As a critic, I want so badly to critique the melodramatic fluctuation of this film; it's poor regulation of tragedy as a narrative device. I can, as it certainly possesses both and is nearly hindered by both facets. It utilizes a few predictable themes, like the not-at-all discrete lust of To All the Boys I've Loved Before and the ailing character's romance of The Fault in Our Stars, which, in most cases, I'd deem problematic. And yet Five Feet Apart exists on its own, with a more unique set of tropes defined by the horridly unique circumstances of these ill kids.
What Baldoni has with this debut is far from perfect cinema, but more an important installment that gives a voice to a silent, forgotten group of ailing people. They walk and talk normally like you and I, but live and breathe differently. Five Feet Apart is a necessary film, bringing such realities as it depicts to the public's attention. It will strike varied chords, in vastly different ways, but both CF-ers and those unaware of their tribulations can find something to appreciate.

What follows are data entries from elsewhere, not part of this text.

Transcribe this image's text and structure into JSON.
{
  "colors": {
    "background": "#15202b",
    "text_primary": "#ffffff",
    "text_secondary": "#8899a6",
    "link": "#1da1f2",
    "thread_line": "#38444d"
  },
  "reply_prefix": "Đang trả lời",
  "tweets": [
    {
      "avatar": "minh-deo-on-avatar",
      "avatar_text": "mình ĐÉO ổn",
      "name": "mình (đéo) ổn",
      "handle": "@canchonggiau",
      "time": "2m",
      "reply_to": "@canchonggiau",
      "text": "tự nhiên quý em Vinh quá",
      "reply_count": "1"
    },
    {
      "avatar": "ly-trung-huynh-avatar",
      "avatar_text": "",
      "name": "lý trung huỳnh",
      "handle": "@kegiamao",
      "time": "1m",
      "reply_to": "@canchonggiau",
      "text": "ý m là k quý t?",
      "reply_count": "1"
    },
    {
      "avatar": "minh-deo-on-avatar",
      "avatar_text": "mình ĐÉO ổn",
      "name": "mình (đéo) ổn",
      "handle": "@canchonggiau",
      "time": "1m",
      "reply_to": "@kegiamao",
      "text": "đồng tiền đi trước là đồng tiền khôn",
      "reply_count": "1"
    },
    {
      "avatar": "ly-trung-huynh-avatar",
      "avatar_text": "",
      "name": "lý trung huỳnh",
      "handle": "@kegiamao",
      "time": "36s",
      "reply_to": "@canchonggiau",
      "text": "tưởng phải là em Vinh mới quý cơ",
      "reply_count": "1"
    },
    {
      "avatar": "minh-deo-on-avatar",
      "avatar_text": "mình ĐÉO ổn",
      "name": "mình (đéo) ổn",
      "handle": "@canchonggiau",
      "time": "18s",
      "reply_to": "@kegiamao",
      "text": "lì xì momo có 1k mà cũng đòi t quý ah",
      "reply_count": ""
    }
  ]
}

At a climactic point, Stella decides to take one foot of those six back. "After all that CF has stolen from me," she says, "I don't mind stealing something back. One foot. Just one foot closer." It's something that we -- those who breathe carelessly, never spending more than a moment considering those breaths -- take for granted. We can slow dance with our partners. We can hug our best friend on their birthday or after they get that long-awaited job offer. We can share these moments with whomever we like. Not everyone can. Five Feet Apart got me thinking: maybe it's time we consider the time we still have, and the moments we otherwise think of as trivial.